Valerie raised her eyebrows.
"Betty's my oldest friend," she replied.
Lyveden swallowed the suggestio falsi without a thought. Indeed, so soon as she had spoken, his mind sped back, bee-like, to suck the honey of her previous words: "We're fated to be brought together." Fated….
The moon was up now, and he lifted his eyes and gazed at its clear-cut beauty. A power, then, greater than he had ruled against his resolve. Why? To what end? It was very kind of the power—at least, he supposed it was—but what was to come of it?
He had wandered straight into her arms. Very good. But—he and she could not stroll upon this terrace for ever. The relentless rubric of Life insisted that he must move—whither he chose, of course, but somewhither. The truth was, he did not know which way to turn. His heart pointed a path, certainly—a very precious path, paved all with silk, hung with the scent of flowers, shadowed by whispering plumage…. His head, however, beyond denouncing his heart as a guide, pointed no way at all.
Anthony wanted desperately to do the right thing. Fortune, it seemed, was at her old tricks. Here she was handing a palace to a beggar who had not enough money to maintain a hovel. It would not have been so hopeless if he had possessed "prospects." With these in his pack, he might have essayed the way his heart showed him. They were, however, no part of a footman's equipment….
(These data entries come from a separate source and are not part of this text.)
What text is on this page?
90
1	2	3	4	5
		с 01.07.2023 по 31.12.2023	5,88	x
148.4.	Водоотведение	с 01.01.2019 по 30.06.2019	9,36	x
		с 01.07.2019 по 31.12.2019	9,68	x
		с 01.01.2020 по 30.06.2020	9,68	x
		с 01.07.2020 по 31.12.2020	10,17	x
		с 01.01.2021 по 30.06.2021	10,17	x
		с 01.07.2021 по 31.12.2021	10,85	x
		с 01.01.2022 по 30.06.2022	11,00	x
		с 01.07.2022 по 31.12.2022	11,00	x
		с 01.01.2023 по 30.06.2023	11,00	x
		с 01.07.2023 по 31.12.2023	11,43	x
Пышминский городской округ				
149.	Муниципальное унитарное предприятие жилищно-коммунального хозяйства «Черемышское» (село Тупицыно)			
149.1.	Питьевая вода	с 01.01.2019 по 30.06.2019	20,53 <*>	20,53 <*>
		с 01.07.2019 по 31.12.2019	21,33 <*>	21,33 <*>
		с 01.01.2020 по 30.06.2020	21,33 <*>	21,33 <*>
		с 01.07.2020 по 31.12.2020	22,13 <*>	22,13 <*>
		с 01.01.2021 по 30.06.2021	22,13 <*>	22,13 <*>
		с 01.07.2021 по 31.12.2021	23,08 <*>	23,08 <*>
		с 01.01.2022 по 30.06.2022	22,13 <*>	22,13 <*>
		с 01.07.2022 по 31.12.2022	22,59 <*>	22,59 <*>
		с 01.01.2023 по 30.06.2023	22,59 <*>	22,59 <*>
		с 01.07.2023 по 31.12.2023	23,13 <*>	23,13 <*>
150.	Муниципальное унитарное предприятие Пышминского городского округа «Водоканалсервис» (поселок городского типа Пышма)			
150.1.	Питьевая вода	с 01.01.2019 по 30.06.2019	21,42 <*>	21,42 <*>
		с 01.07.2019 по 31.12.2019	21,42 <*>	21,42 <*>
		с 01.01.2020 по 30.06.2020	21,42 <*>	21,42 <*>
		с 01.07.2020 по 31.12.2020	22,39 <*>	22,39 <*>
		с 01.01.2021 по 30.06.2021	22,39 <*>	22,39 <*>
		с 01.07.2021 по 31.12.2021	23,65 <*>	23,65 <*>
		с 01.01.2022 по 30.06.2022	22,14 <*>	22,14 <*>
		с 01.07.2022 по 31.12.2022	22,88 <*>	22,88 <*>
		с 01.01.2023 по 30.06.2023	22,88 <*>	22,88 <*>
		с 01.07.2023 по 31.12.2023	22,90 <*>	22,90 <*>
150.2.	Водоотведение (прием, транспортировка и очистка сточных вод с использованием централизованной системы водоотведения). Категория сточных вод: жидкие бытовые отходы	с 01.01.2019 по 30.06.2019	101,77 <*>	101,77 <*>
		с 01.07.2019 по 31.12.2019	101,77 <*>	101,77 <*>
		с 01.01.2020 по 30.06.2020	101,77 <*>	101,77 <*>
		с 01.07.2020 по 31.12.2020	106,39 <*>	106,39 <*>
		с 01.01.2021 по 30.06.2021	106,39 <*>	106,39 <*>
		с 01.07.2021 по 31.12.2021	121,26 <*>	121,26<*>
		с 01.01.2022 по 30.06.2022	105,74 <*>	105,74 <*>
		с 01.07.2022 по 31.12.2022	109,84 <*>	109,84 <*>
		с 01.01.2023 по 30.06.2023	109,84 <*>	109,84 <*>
Anthony began to wonder what became of old footmen. One or two, perhaps, became butlers. As for the rest…
Valerie, too, was in some perplexity. She was wondering, now that she had her man here, how best to deal with him. Pride and honour make up a ground which must be trodden delicately. One false step on her part might cost them both extremely dear. Her instinct was to take the bull by the horns, Anthony by the arm, and Time by the forelock. The last of these was slipping away—slipping away. She was actually twenty-six. In a short fourteen years she would be actually forty. Forty! For a moment she was upon the very edge of exercising the privilege of a sovereign lady who has fallen in love. All things considered, she would, I think, have been justified. Something, however, restrained her. It was not modesty, for modesty had nothing to do with the matter. It was not the fear of rejection, for she was sure of her ground. It was probably a threefold influence—a rope, as it were, of three stout strands. The first was consideration for Anthony's pride; the second, an anxiety lest she should beggar him of that which he prized above rubies, namely, his self-respect; the third, an innate conviction that while the path of Love may look easy, it is really slippery and steep out of all conscience.